Wednesday, July 23, 2014

Cooking: Sesame Noodles

The sesame noodles I made for the potluck were relatively easy to make. In fact, much like Italian pasta, it involved a quick sauce then tossing it with freshly cooked noodles.

For the noodles, I purchased Shanghai wheat based noodles. But really any thin noodle would work well here. Just don't use vermicelli. I don't think that would be very good.
The sauce called for scallions, szechuan peppercorns, red pepper flakes, sesame seeds, and oil.
These were slowly cooked until the oil is infused with the heat and the scallion break down.
Now is a good time to mix up your tahini. Tahini can, and will, separate in the container that it's sitting in. Just give it a good mix before you use it. It's similar to natural peanut butter.
Cook your noodles according to the package, drain, and place in large pot or bowl.
Add your tahini and peppercorn oil. Toss generously until the sauce covers every strand. If the noodles become too sticky, add some of the noodle water to loosen it up. And voila! Serve immediately, if possible.

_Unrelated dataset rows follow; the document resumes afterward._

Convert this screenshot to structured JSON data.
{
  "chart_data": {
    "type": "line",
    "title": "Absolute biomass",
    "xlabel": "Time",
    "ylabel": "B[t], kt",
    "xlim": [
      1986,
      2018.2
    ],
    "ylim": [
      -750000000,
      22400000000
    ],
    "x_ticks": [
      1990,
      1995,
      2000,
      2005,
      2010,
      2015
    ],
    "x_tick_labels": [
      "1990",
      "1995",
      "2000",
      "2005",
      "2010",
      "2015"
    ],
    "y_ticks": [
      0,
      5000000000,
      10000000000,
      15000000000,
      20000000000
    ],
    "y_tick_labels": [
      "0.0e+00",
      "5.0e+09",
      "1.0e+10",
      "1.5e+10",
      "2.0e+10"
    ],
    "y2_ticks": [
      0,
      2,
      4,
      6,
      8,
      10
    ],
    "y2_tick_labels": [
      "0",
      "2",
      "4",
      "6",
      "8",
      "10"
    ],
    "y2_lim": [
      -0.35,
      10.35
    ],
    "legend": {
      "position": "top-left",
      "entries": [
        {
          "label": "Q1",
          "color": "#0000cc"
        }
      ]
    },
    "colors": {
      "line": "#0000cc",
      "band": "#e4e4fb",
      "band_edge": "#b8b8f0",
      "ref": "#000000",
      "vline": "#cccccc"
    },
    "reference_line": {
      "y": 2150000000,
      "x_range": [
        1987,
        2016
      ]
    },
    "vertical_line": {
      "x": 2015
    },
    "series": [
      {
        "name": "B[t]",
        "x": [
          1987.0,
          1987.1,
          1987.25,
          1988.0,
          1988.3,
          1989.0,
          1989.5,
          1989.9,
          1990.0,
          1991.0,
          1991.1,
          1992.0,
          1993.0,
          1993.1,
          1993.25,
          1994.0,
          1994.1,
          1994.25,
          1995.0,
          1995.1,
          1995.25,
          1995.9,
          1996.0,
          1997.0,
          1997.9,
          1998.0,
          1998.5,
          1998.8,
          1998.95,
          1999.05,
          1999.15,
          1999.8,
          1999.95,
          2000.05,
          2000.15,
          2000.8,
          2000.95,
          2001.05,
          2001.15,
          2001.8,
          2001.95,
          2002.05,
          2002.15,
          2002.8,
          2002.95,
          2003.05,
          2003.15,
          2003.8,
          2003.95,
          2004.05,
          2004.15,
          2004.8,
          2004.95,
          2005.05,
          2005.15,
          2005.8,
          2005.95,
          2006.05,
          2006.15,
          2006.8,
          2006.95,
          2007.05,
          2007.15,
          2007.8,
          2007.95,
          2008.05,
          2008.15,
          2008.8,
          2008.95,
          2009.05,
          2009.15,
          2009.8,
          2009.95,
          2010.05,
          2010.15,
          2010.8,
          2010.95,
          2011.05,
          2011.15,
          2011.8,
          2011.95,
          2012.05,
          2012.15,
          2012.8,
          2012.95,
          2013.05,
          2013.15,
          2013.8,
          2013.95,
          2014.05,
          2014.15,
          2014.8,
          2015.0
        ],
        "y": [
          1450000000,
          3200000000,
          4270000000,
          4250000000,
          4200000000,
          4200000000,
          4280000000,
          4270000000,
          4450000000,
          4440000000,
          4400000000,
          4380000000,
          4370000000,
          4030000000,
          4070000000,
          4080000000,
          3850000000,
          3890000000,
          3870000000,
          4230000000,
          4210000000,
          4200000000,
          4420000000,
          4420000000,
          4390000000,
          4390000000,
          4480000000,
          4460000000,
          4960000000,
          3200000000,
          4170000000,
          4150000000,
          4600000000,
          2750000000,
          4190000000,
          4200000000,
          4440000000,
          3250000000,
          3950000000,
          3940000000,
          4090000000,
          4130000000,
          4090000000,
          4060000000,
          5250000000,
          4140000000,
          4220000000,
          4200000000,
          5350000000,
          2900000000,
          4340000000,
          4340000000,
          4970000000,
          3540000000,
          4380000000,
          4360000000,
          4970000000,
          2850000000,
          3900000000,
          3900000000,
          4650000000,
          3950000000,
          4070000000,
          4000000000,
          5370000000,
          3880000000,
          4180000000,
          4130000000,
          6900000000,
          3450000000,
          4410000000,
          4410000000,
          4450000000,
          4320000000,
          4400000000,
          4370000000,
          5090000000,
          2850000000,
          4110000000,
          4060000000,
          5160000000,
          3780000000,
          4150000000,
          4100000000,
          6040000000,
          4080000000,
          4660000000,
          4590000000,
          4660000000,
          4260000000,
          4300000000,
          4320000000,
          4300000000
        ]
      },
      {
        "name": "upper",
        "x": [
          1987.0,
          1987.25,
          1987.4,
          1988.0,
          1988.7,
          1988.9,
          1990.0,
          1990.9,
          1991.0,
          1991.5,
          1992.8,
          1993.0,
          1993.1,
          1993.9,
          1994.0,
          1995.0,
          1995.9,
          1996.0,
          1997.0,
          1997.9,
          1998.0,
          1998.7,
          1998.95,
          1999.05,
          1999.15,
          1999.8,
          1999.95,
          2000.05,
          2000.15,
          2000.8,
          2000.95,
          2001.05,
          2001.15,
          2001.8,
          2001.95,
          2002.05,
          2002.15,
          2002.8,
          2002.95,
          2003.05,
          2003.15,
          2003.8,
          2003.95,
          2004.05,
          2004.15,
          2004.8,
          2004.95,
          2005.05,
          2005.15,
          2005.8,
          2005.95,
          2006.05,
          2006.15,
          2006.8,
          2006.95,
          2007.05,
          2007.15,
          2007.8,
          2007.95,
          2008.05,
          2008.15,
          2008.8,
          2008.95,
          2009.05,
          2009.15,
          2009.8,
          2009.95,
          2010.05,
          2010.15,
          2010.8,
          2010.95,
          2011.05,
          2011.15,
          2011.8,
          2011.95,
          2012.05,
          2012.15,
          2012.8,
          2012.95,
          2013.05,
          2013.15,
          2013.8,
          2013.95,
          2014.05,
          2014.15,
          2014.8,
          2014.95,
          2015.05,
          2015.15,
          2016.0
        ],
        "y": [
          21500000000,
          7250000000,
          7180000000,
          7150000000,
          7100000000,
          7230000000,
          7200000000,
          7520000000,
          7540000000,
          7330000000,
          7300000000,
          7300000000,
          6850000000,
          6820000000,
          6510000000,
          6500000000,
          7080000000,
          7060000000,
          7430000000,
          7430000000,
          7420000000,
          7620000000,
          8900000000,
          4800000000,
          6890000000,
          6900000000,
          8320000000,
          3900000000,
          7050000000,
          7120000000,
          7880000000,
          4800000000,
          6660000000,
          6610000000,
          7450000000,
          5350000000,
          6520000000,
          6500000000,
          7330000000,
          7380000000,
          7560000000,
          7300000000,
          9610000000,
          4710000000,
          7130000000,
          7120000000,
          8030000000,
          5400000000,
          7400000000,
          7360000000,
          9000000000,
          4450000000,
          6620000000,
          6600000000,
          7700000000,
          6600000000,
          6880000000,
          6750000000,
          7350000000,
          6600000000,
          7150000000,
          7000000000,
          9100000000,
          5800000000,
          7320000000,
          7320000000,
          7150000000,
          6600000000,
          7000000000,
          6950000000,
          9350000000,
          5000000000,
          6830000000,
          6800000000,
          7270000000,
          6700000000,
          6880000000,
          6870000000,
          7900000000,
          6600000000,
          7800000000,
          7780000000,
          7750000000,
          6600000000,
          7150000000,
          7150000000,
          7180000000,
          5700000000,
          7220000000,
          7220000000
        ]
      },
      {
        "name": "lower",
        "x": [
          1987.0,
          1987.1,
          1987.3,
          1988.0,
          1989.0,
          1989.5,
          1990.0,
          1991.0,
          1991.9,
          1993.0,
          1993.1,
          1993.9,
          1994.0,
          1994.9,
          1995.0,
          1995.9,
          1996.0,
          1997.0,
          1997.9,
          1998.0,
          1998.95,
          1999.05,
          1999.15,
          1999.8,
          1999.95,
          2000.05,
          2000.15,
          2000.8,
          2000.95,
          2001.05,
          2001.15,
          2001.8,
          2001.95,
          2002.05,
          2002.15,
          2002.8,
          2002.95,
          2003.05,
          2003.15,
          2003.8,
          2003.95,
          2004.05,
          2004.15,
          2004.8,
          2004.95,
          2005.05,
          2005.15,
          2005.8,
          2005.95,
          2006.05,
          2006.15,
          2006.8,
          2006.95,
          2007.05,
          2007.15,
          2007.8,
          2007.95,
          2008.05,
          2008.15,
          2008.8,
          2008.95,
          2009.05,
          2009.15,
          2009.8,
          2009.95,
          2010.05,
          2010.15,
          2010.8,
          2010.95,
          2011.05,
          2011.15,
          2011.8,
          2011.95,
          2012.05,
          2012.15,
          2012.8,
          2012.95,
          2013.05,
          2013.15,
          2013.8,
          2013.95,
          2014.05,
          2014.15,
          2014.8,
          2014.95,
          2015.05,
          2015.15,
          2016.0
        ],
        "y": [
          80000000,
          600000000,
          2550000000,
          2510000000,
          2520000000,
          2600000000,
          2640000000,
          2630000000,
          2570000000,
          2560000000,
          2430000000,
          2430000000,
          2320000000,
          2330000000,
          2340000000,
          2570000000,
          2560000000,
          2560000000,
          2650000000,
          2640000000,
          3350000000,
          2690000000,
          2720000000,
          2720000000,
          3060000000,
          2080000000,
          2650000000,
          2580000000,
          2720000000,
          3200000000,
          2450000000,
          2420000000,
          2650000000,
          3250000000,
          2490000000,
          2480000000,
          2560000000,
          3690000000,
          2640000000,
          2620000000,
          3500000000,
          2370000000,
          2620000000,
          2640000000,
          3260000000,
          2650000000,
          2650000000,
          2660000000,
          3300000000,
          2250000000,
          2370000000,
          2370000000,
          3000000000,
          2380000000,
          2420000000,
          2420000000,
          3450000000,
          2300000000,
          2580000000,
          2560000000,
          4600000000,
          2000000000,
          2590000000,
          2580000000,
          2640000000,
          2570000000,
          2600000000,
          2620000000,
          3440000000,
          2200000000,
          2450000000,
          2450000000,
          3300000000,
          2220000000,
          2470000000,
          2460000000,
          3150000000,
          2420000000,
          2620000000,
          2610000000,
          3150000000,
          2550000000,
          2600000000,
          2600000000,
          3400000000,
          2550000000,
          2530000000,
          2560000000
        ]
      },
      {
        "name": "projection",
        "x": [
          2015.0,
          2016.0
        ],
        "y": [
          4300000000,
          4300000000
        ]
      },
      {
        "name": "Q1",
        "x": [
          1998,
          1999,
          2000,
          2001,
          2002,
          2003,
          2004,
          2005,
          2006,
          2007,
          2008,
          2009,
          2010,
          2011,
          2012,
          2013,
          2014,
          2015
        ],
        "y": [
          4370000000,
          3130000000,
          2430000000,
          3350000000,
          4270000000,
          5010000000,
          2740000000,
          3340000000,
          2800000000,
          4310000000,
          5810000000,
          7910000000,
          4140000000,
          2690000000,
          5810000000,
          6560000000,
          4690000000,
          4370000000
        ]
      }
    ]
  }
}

The recipe below is an adaptation of Bon Apetit's Sesame Noodles with Chili Oil and Scallions

Sesame Noodles

12 oz thin noodles
4 scallions, thinly sliced
1/2 cup vegetable oil
1 tbsp red pepper flakes
2 tsp sesame seeds
2 tsp Sichuan pepper, coarsely chopped
1/4 cup tahini
1/4 cup unseasoned rice vinegar
3 tbsp soy sauce
2 tsp toasted sesame oil
1 tsp sugar

1. Cook scallions, vegetable oil, red pepper flakes, sesame seeds, and pepper in a small saucepan over low heat. Stir occasionally until oil is sizzling and scallions are golden brown, about 12–15 minutes. Let chili oil cool in saucepan.
2. Meanwhile, cook noodles in a large pot of salted boiling water according to package directions. Rinse under cold water and drain well.
3. Whisk tahini, vinegar, soy sauce, sesame oil, sugar, and cooked chili oil in a large bowl. Season with salt. Add noodles and toss to coat.